Он теперь куда угодно собирался и ходил, только бы звали. Чем угодно готов был заняться – только бы вытеснить
Дело было к позднему вечеру. Садясь в полупустой автобус, он уже рассчитывал, что домой добираться будет пешком, если только добрая Ася не позволит ему прикинуться ветошью в какой-нибудь служебной комнатке клиники.
Больница вне часов посещений была тиха, шаги раздавались гулко, бахилы шуршали просто оглушительно, и, пока Федор поднялся на второй этаж и нашел нужное отделение, на него раза три шикали из палат. Ася заслышала его издалека, белым призраком возникла у нужного поворота, призывно махая ему рукой, а, когда он приблизился, ухватила за рукав куртки, втаскивая в палату.
Они оба были там. Федор даже не удивился этому – несмотря на то, в каком стылом, замороженном состоянии он явился домой, и в каком прожил все последующие, похожие один на другой как братья-близнецы, дни. Он не мог заставить себя поверить в то, что никогда больше не увидит этих людей, никогда не сможет с ними заговорить. Даже если бы Том прямо на его глазах пристрелил обоих – это бы все равно мешало поверить.

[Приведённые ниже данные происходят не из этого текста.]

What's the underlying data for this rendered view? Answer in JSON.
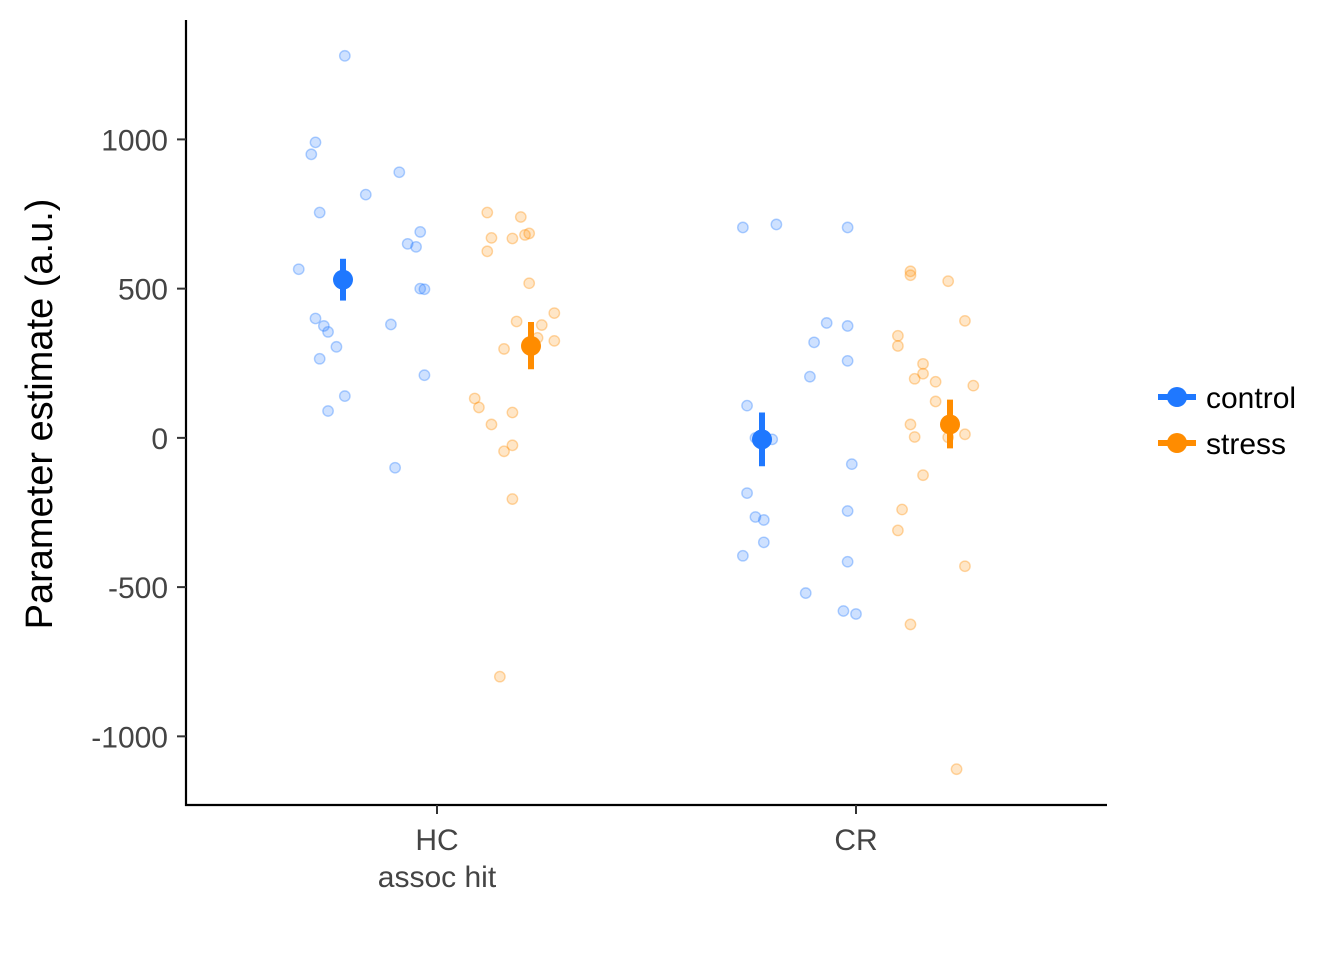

Но они были тут – Ася стояла между двух коек, теперь уже напоминая не привидение, а доброго ангела. Она молча, с ласковой улыбкой, коснулась лапищи Жука своей маленькой ручкой, а потом так же ласково, хотя и с куда меньшим смыслом, коснулась кисти «императора». Ощутив касание, этот, последний, приоткрыл глаза, щурясь от света бившей ему в глаза лампочки без абажура. Осознав, кто перед ним, Наполеон растянул потрескавшиеся губы в улыбке.
– Salut, - тихо и хрипло прошептал он. – Мы еще на этом свете?
– На этом, - подтвердил Федор, аккуратно садясь – все равно тут было больше не на что – на край его кровати. Он нашел и сам сжал чужую руку в своей, единственно желая убедиться, что человек с ним рядом – живой и настоящий, а не придуман самим Федором. Бонапарт лишь слабо дрогнул пальцами в ответ, и по его лицу пробежала темная тень. К Федору стали закрадываться весьма неприятные подозрения. Он вспомнил Тома, его красный костюм, его машинки, его рассуждения и его глаза, он вспомнил «тот коридор» и подумал, на миг отбрасывая всяческую лирику: что могло заставить такого человека сохранить жизнь своим бывшим гардам?..
Вероятно, тот же вопрос задавали себе и сами выжившие.
Федор украдкой покосился на Асю, но она хлопотала над Жуковым и была полностью поглощена этим занятием. Краем глаза (общаясь с братцами, он наработал навык замечать то, что происходит в диаметрально разных углах – это было не просто полезно, это было жизненно необходимо) Федор заметил, что Наполеон тоже повернул голову в ту сторону и теперь улыбается краем рта.
– Хорошо им, – произнес он едва слышно. Федор ощутил, как вдоль позвоночника у него бегут мурашки. В голосе рыжего «императора» не было зависти, в нем и грусти-то толком не было. Он был рад за брата, но в его голосе где-то на дне плескалось ядовитое, разъедающее собственную душу «чем я хуже». Федор снова сжал его жесткую мозолистую ладонь, и снова пальцы в ответ – всегда такие цепкие и проворные – лишь дрогнули.
– Что он с вами сделал? – не выдержал Федор, понизив голос совсем до шепота. Наполеон не мог пожать плечами в ответ и изобразил на лице некую степень неопределенности.
– Он… В общем, он убил нас, - вздохнул «император Франции». – Фактически убил. Я не буду углубляться в ненужные подобности, просто… Ты же видел, чем мы зарабатываем. И теперь, боюсь, даже это нам не доступно, – он попытался сделать некий жест кистью, однако рука мало его слушалась – двигалась, будто не его вовсе, как у куклы с обрезанными нитками.